- Cover of the Japanese volume of Baku

ばく
- Genre: Supernatural
- Written by: Hakase Mizuki
- Published by: Shinshokan
- English publisher: NA: Tokyopop;
- Magazine: Wings
- Published: 2003
- Volumes: 1

= Baku (manga) =

Japanese manga series

Baku (ばく) is a manga by Hakase Mizuki that was published in Wings and has been licensed by Tokyopop.

==Plot==
Takeshi Uesugi knows he's not an ordinary sixteen-year-old boy. His mother thinks he's not human and it's driving her crazy. She can't be trusted not to abuse him, and lives in a mental institution. When Takeshi agrees to model for his father's friend, his face on billboards brings a lot of attention. Suddenly there are many people taking an interest in him, some with very unusual powers, just like Takeshi. He soon finds out that he is the reincarnation of the "Baku," a spirit that devours people's nightmares. Now he helps ghosts, demons, and other supernatural spirits while struggling to care for his own little family.

==Reception==
"Baku is visually unique and has a story that flows like a dream or a nightmare.

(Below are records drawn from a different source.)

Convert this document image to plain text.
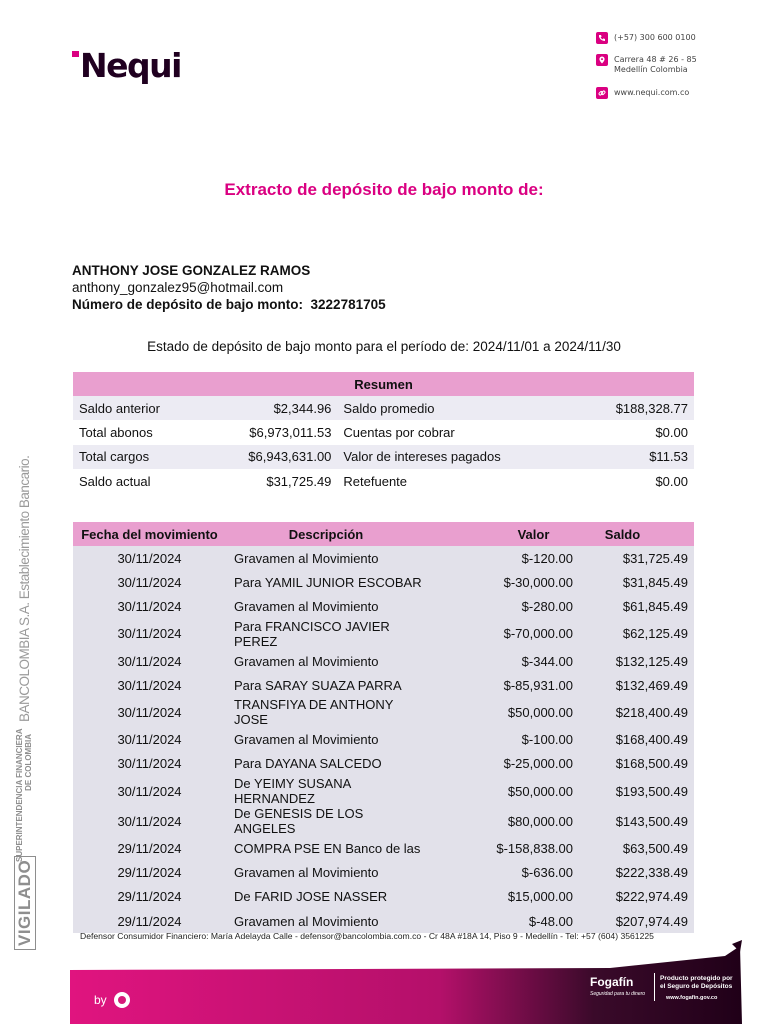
Nequi
(+57) 300 600 0100
Carrera 48 # 26 - 85
Medellín Colombia
www.nequi.com.co
Extracto de depósito de bajo monto de:
ANTHONY JOSE GONZALEZ RAMOS
anthony_gonzalez95@hotmail.com
Número de depósito de bajo monto: 3222781705
Estado de depósito de bajo monto para el período de: 2024/11/01 a 2024/11/30
Resumen			
Saldo anterior	$2,344.96	Saldo promedio	$188,328.77
Total abonos	$6,973,011.53	Cuentas por cobrar	$0.00
Total cargos	$6,943,631.00	Valor de intereses pagados	$11.53
Saldo actual	$31,725.49	Retefuente	$0.00
Fecha del movimiento	Descripción	Valor	Saldo
30/11/2024	Gravamen al Movimiento	$-120.00	$31,725.49
30/11/2024	Para YAMIL JUNIOR ESCOBAR	$-30,000.00	$31,845.49
30/11/2024	Gravamen al Movimiento	$-280.00	$61,845.49
30/11/2024	Para FRANCISCO JAVIER PEREZ	$-70,000.00	$62,125.49
30/11/2024	Gravamen al Movimiento	$-344.00	$132,125.49
30/11/2024	Para SARAY SUAZA PARRA	$-85,931.00	$132,469.49
30/11/2024	TRANSFIYA DE ANTHONY JOSE	$50,000.00	$218,400.49
30/11/2024	Gravamen al Movimiento	$-100.00	$168,400.49
30/11/2024	Para DAYANA SALCEDO	$-25,000.00	$168,500.49
30/11/2024	De YEIMY SUSANA HERNANDEZ	$50,000.00	$193,500.49
30/11/2024	De GENESIS DE LOS ANGELES	$80,000.00	$143,500.49
29/11/2024	COMPRA PSE EN Banco de las	$-158,838.00	$63,500.49
29/11/2024	Gravamen al Movimiento	$-636.00	$222,338.49
29/11/2024	De FARID JOSE NASSER	$15,000.00	$222,974.49
29/11/2024	Gravamen al Movimiento	$-48.00	$207,974.49
BANCOLOMBIA S.A. Establecimiento Bancario.
SUPERINTENDENCIA FINANCIERA
DE COLOMBIA
VIGILADO	Defensor Consumidor Financiero: María Adelayda Calle - defensor@bancolombia.com.co - Cr 48A #18A 14, Piso 9 - Medellín - Tel: +57 (604) 3561225
by
Fogafín
Seguridad para tu dinero
Producto protegido por
el Seguro de Depósitos
www.fogafin.gov.co
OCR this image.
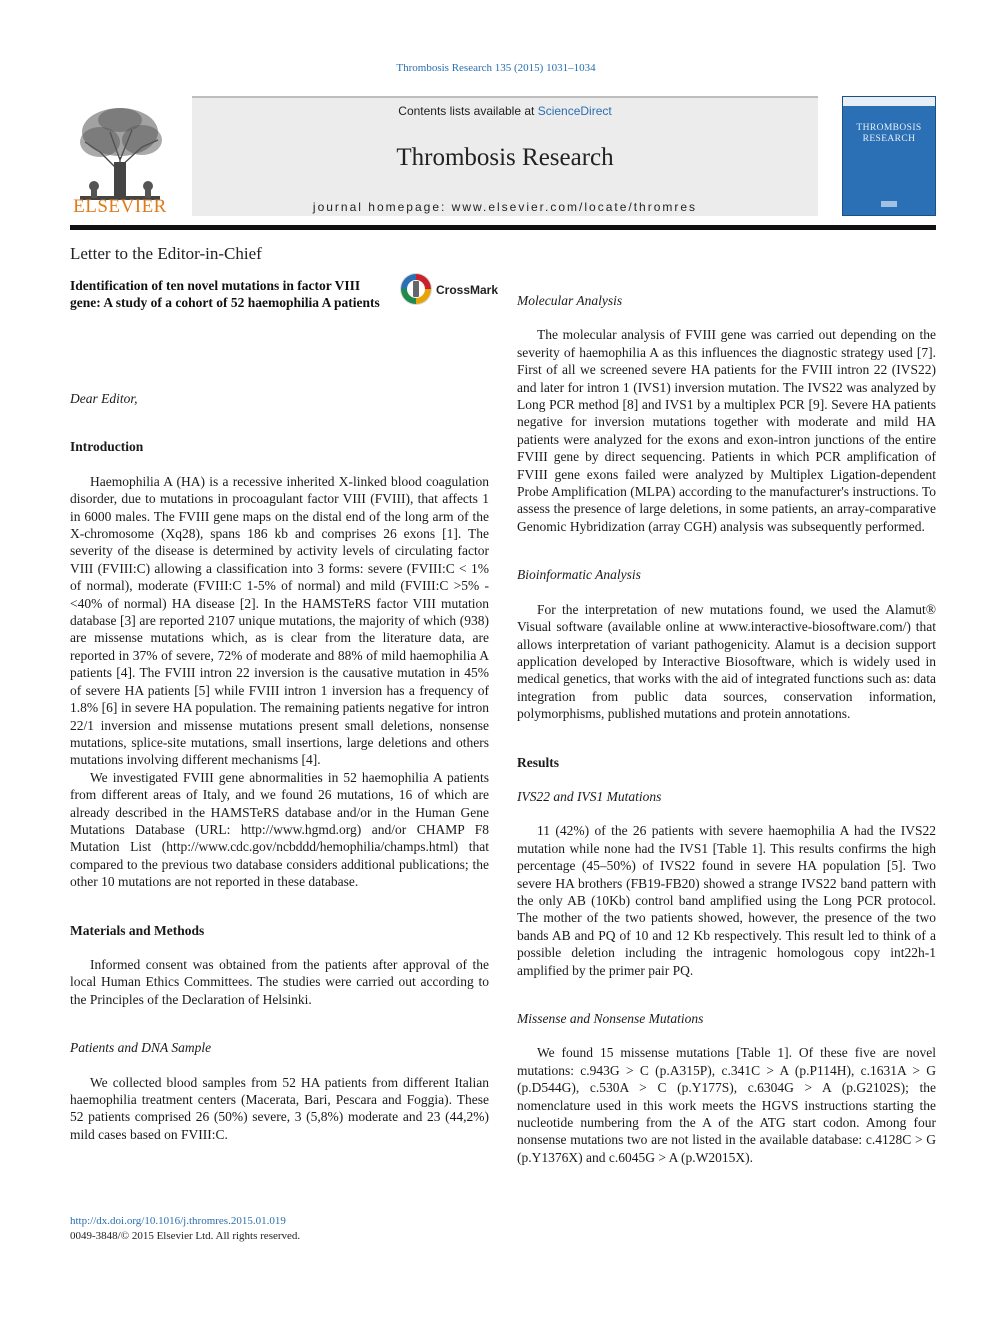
Thrombosis Research 135 (2015) 1031–1034
ELSEVIER
Contents lists available at ScienceDirect
Thrombosis Research
journal homepage: www.elsevier.com/locate/thromres
THROMBOSIS
RESEARCH
Letter to the Editor-in-Chief
Identification of ten novel mutations in factor VIII gene: A study of a cohort of 52 haemophilia A patients
CrossMark

Dear Editor,

Introduction

Haemophilia A (HA) is a recessive inherited X-linked blood coagulation disorder, due to mutations in procoagulant factor VIII (FVIII), that affects 1 in 6000 males. The FVIII gene maps on the distal end of the long arm of the X-chromosome (Xq28), spans 186 kb and comprises 26 exons [1]. The severity of the disease is determined by activity levels of circulating factor VIII (FVIII:C) allowing a classification into 3 forms: severe (FVIII:C < 1% of normal), moderate (FVIII:C 1-5% of normal) and mild (FVIII:C >5% - <40% of normal) HA disease [2]. In the HAMSTeRS factor VIII mutation database [3] are reported 2107 unique mutations, the majority of which (938) are missense mutations which, as is clear from the literature data, are reported in 37% of severe, 72% of moderate and 88% of mild haemophilia A patients [4]. The FVIII intron 22 inversion is the causative mutation in 45% of severe HA patients [5] while FVIII intron 1 inversion has a frequency of 1.8% [6] in severe HA population. The remaining patients negative for intron 22/1 inversion and missense mutations present small deletions, nonsense mutations, splice-site mutations, small insertions, large deletions and others mutations involving different mechanisms [4].

We investigated FVIII gene abnormalities in 52 haemophilia A patients from different areas of Italy, and we found 26 mutations, 16 of which are already described in the HAMSTeRS database and/or in the Human Gene Mutations Database (URL: http://www.hgmd.org) and/or CHAMP F8 Mutation List (http://www.cdc.gov/ncbddd/hemophilia/champs.html) that compared to the previous two database considers additional publications; the other 10 mutations are not reported in these database.

Materials and Methods

Informed consent was obtained from the patients after approval of the local Human Ethics Committees. The studies were carried out according to the Principles of the Declaration of Helsinki.

Patients and DNA Sample

We collected blood samples from 52 HA patients from different Italian haemophilia treatment centers (Macerata, Bari, Pescara and Foggia). These 52 patients comprised 26 (50%) severe, 3 (5,8%) moderate and 23 (44,2%) mild cases based on FVIII:C.

Molecular Analysis

The molecular analysis of FVIII gene was carried out depending on the severity of haemophilia A as this influences the diagnostic strategy used [7]. First of all we screened severe HA patients for the FVIII intron 22 (IVS22) and later for intron 1 (IVS1) inversion mutation. The IVS22 was analyzed by Long PCR method [8] and IVS1 by a multiplex PCR [9]. Severe HA patients negative for inversion mutations together with moderate and mild HA patients were analyzed for the exons and exon-intron junctions of the entire FVIII gene by direct sequencing. Patients in which PCR amplification of FVIII gene exons failed were analyzed by Multiplex Ligation-dependent Probe Amplification (MLPA) according to the manufacturer's instructions. To assess the presence of large deletions, in some patients, an array-comparative Genomic Hybridization (array CGH) analysis was subsequently performed.

Bioinformatic Analysis

For the interpretation of new mutations found, we used the Alamut® Visual software (available online at www.interactive-biosoftware.com/) that allows interpretation of variant pathogenicity. Alamut is a decision support application developed by Interactive Biosoftware, which is widely used in medical genetics, that works with the aid of integrated functions such as: data integration from public data sources, conservation information, polymorphisms, published mutations and protein annotations.

Results
IVS22 and IVS1 Mutations

11 (42%) of the 26 patients with severe haemophilia A had the IVS22 mutation while none had the IVS1 [Table 1]. This results confirms the high percentage (45–50%) of IVS22 found in severe HA population [5]. Two severe HA brothers (FB19-FB20) showed a strange IVS22 band pattern with the only AB (10Kb) control band amplified using the Long PCR protocol. The mother of the two patients showed, however, the presence of the two bands AB and PQ of 10 and 12 Kb respectively. This result led to think of a possible deletion including the intragenic homologous copy int22h-1 amplified by the primer pair PQ.

Missense and Nonsense Mutations

We found 15 missense mutations [Table 1]. Of these five are novel mutations: c.943G > C (p.A315P), c.341C > A (p.P114H), c.1631A > G (p.D544G), c.530A > C (p.Y177S), c.6304G > A (p.G2102S); the nomenclature used in this work meets the HGVS instructions starting the nucleotide numbering from the A of the ATG start codon. Among four nonsense mutations two are not listed in the available database: c.4128C > G (p.Y1376X) and c.6045G > A (p.W2015X).

http://dx.doi.org/10.1016/j.thromres.2015.01.019
0049-3848/© 2015 Elsevier Ltd. All rights reserved.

Fans who enjoy this strange style of manga will be glad to hear that the creator has many more titles under her belt, and Baku is a great place to start!" — Scott Campbell, activeAnime.
"Fans of supernatural and gothic romance will find that this is the comic for them." — Leroy Douresseaux, Comic Book Bin.
"All told, I can't really recommend Baku. Much of the material is a complete waste of time, and what remains is not really enough to justify a purchase." — Greg Hackmann, Mania.
"Through it all, Hakase's technique brims with emotional expressiveness: the look in a character's eyes, the tilt of a mouth, or even just the curl of a line can say all that needs to be said—anger, sadness, peace, and everything in between." — Carlo Santos, Anime News Network.
"Almost enjoyable, if you can get past the hero's tacky animal-print suit. That was just plain weird." — Sheridan Scott, Newtype USA.
"Readers used to seeing a manga loaded with panels, side jokes, and an overabundance of writing crowding each page might find this book a little jarring, but there's a real beauty to it that ought to catch you off guard." — A. E. Sparrow, IGN.